# Is it possible to solve the equation for the diffusion of gas through a sphere analytically by applying e.g. "combination of variables"?

In the case of diffusion through a thin film it is possible to combine the variables in the following way: $\sigma = \frac{x}{\sqrt{4Dt}}$

where

• $x$=length
• $D$=diffusion coefficient
• $t$=time
• $\sigma$=a function of x and t

Thereby, x and t is substituted by the single variable sigma

Is there a similar expression for a sphere?

E. L. Cussler discribes in detail how to solve the equation for a thin film by applying "combination of variables".

• Good, but still unclear. You can combine (say, multiply) any variable with any other variable. What is the significance of this particular combination? Feb 19, 2018 at 20:24
• @Sigils while not off topic here, you might get a better answer on Physics SE.
– Tyberius
Feb 19, 2018 at 20:25
• Are you looking for a solution which gives you for example in how much time a sphere of sugar will dissolve in water by only diffusion? Feb 19, 2018 at 22:19

Given the diffusion equation

$D(\frac{d^2y}{dr^2}+(\frac{2}{r})\frac{dy}{dr})=\frac{dy}{dt}$

You can put in

$y=z/r$

And then

$\frac{dy}{dr}=(\frac{1}{r})(\frac{dz}{dr}-\frac{z}{r})$

$\frac{d^2y}{dr^2}=(\frac{1}{r})(\frac{d^2z}{dr^2}-(\frac{2}{r})\frac{dz}{dr}+\frac{2z}{r^2})$

$\frac{dy}{dt}=(\frac{1}{r})\frac{dz}{dt}$

Plug these into your diffusion equation and a lot of terms cancel leaving the same equation you would have in rectangular coordinates:

$D\frac{d^2z}{dr^2}=\frac{dz}{dt}$

So you then use the same combination of variables as in the rectangular case except you put $z=ry$ as your dependent variable.

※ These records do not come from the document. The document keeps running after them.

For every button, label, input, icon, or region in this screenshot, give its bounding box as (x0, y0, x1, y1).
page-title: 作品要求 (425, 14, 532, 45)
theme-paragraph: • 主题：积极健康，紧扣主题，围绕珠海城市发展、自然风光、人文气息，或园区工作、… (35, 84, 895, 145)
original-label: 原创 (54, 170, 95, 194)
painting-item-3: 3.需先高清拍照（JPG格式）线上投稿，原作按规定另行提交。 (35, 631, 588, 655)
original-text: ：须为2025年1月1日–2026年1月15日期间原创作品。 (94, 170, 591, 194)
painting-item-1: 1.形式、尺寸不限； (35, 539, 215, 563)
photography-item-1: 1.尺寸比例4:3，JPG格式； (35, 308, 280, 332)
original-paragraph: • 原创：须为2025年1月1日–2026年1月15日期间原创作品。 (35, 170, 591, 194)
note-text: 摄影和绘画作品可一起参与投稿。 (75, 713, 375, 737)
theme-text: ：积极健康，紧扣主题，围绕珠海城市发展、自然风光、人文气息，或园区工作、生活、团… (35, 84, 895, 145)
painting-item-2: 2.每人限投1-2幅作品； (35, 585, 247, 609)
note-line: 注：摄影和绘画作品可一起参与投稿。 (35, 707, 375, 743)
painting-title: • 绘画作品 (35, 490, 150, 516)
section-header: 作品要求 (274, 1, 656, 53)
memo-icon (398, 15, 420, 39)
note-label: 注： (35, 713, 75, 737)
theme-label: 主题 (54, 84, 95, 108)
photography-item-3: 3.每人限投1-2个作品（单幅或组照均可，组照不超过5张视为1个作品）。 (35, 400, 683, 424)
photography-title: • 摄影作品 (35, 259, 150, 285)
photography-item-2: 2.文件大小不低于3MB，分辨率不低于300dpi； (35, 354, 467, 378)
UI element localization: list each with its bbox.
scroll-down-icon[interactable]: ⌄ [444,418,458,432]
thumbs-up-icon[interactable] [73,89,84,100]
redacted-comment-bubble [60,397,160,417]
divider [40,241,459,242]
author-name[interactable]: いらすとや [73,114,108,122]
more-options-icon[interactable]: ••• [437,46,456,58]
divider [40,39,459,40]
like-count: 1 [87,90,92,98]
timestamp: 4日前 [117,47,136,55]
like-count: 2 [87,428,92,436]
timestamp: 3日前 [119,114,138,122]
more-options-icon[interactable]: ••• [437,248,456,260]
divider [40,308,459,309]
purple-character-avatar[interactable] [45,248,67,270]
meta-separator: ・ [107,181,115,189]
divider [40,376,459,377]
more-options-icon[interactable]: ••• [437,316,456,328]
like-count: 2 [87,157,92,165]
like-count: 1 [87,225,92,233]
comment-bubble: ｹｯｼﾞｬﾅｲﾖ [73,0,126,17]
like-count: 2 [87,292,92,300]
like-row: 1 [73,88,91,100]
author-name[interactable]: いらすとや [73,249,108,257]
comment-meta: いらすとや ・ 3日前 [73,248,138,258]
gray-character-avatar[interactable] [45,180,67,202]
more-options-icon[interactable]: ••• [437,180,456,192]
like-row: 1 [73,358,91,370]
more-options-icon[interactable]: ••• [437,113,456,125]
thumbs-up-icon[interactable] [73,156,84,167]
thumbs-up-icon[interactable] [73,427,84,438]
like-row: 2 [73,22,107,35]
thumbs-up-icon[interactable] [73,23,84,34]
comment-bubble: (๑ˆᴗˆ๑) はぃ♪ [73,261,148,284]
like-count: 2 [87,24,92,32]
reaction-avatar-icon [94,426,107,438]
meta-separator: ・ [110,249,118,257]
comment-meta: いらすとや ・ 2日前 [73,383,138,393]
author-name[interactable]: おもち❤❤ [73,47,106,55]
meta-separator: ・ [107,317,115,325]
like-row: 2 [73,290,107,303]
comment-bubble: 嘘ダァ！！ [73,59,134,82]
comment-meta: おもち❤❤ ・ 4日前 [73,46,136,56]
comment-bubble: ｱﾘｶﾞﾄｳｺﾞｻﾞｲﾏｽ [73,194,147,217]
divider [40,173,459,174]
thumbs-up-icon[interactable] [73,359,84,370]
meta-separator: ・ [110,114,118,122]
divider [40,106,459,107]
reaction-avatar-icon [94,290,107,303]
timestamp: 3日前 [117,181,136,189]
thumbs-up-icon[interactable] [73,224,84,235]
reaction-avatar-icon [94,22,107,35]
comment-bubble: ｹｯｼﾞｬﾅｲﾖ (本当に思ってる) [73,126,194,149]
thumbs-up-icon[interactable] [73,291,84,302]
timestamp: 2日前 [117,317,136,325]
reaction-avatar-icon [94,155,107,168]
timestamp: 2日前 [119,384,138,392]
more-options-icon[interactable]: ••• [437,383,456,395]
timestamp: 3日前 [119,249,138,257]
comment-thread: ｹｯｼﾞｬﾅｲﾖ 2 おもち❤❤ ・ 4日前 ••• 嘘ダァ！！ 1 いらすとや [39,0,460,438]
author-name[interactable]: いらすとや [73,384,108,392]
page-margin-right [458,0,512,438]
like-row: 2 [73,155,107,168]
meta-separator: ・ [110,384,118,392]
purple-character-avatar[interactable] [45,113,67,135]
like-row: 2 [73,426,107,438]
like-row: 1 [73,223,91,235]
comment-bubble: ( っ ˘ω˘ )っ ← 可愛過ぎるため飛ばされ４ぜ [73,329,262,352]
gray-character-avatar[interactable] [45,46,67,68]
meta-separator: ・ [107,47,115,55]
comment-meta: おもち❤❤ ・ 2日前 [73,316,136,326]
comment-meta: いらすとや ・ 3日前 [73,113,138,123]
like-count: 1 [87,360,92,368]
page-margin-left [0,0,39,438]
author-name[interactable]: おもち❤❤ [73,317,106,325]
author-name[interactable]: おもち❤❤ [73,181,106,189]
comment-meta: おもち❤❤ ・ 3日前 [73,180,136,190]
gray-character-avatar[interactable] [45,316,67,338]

• Then I get a result of the type: z(sigma) = C1+erf(sigma) * C2 Which leads to an equation of the following type with respect to c: c(r,t) = (C1 + erf(x/(sqrt(4Dt))) * C2)/(r) Is this correct? Feb 20, 2018 at 18:18
• Your boundary conditions on $z$ will not be analogous to those on $y$ in the rectangular case. You can reduce your problem to one independent variable but you might get different functional forms depending on the form of the boundary conditions for $z$. So treat that carefully. Also remember to use $r$ for your coordinate throughout. Feb 20, 2018 at 19:04

Yes. Let's improve the wording here: that is not just an expression, it's the definition of a dimensionless variable that eases the understanding of the solution of the transient diffusion is a semi-infinite medium. Because there is no clear characteristic length as in a finite diffusion path problem, Buckingham π theorem will tell us the two dimensionless quantities we need are $$\Pi_1 = \frac{z}{\sqrt{D t}}$$ (Or any function of it, like squaring it or dividing it by 4, such as your $\sigma$)

And $$\Pi_2 = \frac{y-y_{A\infty}}{y_{As} - y_{A\infty}}$$

With $s$ being the surface index and $\infty$ indicating a position "at infinity" (often we use $y_{A\infty} = 0$).

Then we conclude $\Pi_2 =\textrm{function}(\Pi_1)$. This particular function can found by solving Fick's second law with the appropriate boundary and initial conditions. In the most common case, it yields a Gauss error function.

Had we be initially interested in a sphere instead of a planar surface, the only major difference would be the use of spherical coordinates instead of a Cartesian frame, which would result in a different functional solution. But the problem of defining the dimensionless variables would be the same, given we assume perfect angular symmetry. The $z$ position would just be substituted by a radial position $r$.